Note: This bug is displayed in read-only format because the product is no longer active in Red Hat Bugzilla.

Bug 1133958

Summary: Configure mco client conf so broker can handle activemq outages gracefully
Product: OpenShift Container Platform Reporter: Luke Meyer <lmeyer>
Component: DocumentationAssignee: brice <bfallonf>
Status: CLOSED CURRENTRELEASE QA Contact: Alex Dellapenta <adellape>
Severity: medium Docs Contact:
Priority: low    
Version: 2.1.0CC: bleanhar, charles_sheridan, gpei, jokerman, libra-bugs, libra-onpremise-devel, lmeyer, mmccomas, xiama
Target Milestone: ---   
Target Release: ---   
Hardware: Unspecified   
OS: Unspecified   
Whiteboard:
Fixed In Version: Doc Type: Bug Fix
Doc Text:
Story Points: ---
Clone Of: 1065048 Environment:
Last Closed: 2014-09-15 04:57:21 UTC Type: Bug
Regression: --- Mount Type: ---
Documentation: --- CRM:
Verified Versions: Category: ---
oVirt Team: --- RHEL 7.3 requirements from Atomic Host:
Cloudforms Team: --- Target Upstream Version:
Embargoed:
Bug Depends On: 1065048    
Bug Blocks:    

Description Luke Meyer 2014-08-26 14:20:52 UTC
+++ This bug was initially created as a clone of Bug #1065048 +++

Description of problem:
Previously when activemq was unavailable (which can happen due to any number of failures: DNS record missing, network broken, port blocked, activemq stopped or crashed...) the broker set no timeout in its attempt to reach activemq via MCollective. Thus the user experience was that their requests to the broker stalled until the httpd request timed out, and they would get no useful error message. There wasn't even anything in the broker logs to indicate to an administrator what is going on.

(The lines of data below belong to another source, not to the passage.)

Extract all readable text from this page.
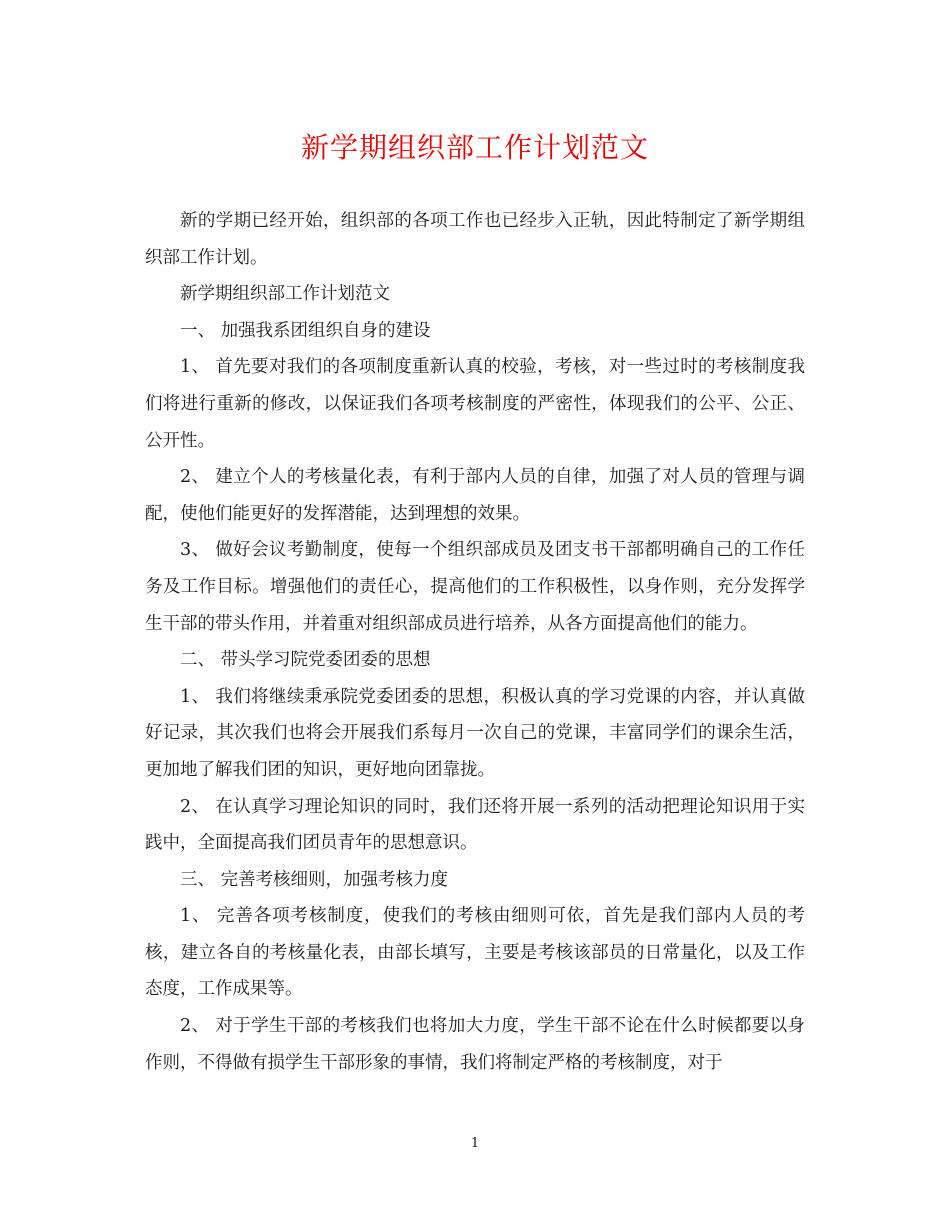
新学期组织部工作计划范文

新的学期已经开始，组织部的各项工作也已经步入正轨，因此特制定了新学期组织部工作计划。

新学期组织部工作计划范文

一、 加强我系团组织自身的建设

1、 首先要对我们的各项制度重新认真的校验，考核，对一些过时的考核制度我们将进行重新的修改，以保证我们各项考核制度的严密性，体现我们的公平、公正、公开性。

2、 建立个人的考核量化表，有利于部内人员的自律，加强了对人员的管理与调配，使他们能更好的发挥潜能，达到理想的效果。

3、 做好会议考勤制度，使每一个组织部成员及团支书干部都明确自己的工作任务及工作目标。增强他们的责任心，提高他们的工作积极性，以身作则，充分发挥学生干部的带头作用，并着重对组织部成员进行培养，从各方面提高他们的能力。

二、 带头学习院党委团委的思想

1、 我们将继续秉承院党委团委的思想，积极认真的学习党课的内容，并认真做好记录，其次我们也将会开展我们系每月一次自己的党课，丰富同学们的课余生活，更加地了解我们团的知识，更好地向团靠拢。

2、 在认真学习理论知识的同时，我们还将开展一系列的活动把理论知识用于实践中，全面提高我们团员青年的思想意识。

三、 完善考核细则，加强考核力度

1、 完善各项考核制度，使我们的考核由细则可依，首先是我们部内人员的考核，建立各自的考核量化表，由部长填写，主要是考核该部员的日常量化，以及工作态度，工作成果等。

2、 对于学生干部的考核我们也将加大力度，学生干部不论在什么时候都要以身作则，不得做有损学生干部形象的事情，我们将制定严格的考核制度，对于

1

The installer was changed to address this by configuring the mco client so that it gives up with a relevant error message after a brief period of trying to connect. Incidentally I also changed the default server (node) connection retry timeout so nodes would reconnect faster after an activemq outage.
https://github.com/openshift/openshift-extras/pull/440

The following related changes should be made in the relevant docs sections:

broker mco client config: add to /opt/rh/ruby193/root/etc/mcollective/client.cfg
# Broker will retry ActiveMQ connection, then report error
plugin.activemq.initial_reconnect_delay = 0.1
plugin.activemq.max_reconnect_attempts = 6

node mco server config: add to /opt/rh/ruby193/root/etc/mcollective/server.cfg
# Node should retry connecting to ActiveMQ forever
plugin.activemq.max_reconnect_attempts = 0
plugin.activemq.initial_reconnect_delay = 0.1
plugin.activemq.max_reconnect_delay = 4.0

Comment 2 brice 2014-08-27 06:06:26 UTC
Hi, Luke.

I added the recommended stanzas to 7.7.2 and 8.7.

Luke, is that all that was needed for this BZ?

Thanks!

Comment 10 Luke Meyer 2014-09-08 19:58:53 UTC
Looks good.

Comment 11 brice 2014-09-09 02:06:55 UTC
Groovy, thanks Luke. 

Putting this onto QA.

Comment 12 Alex Dellapenta 2014-09-11 18:51:11 UTC
QA'd, looks good.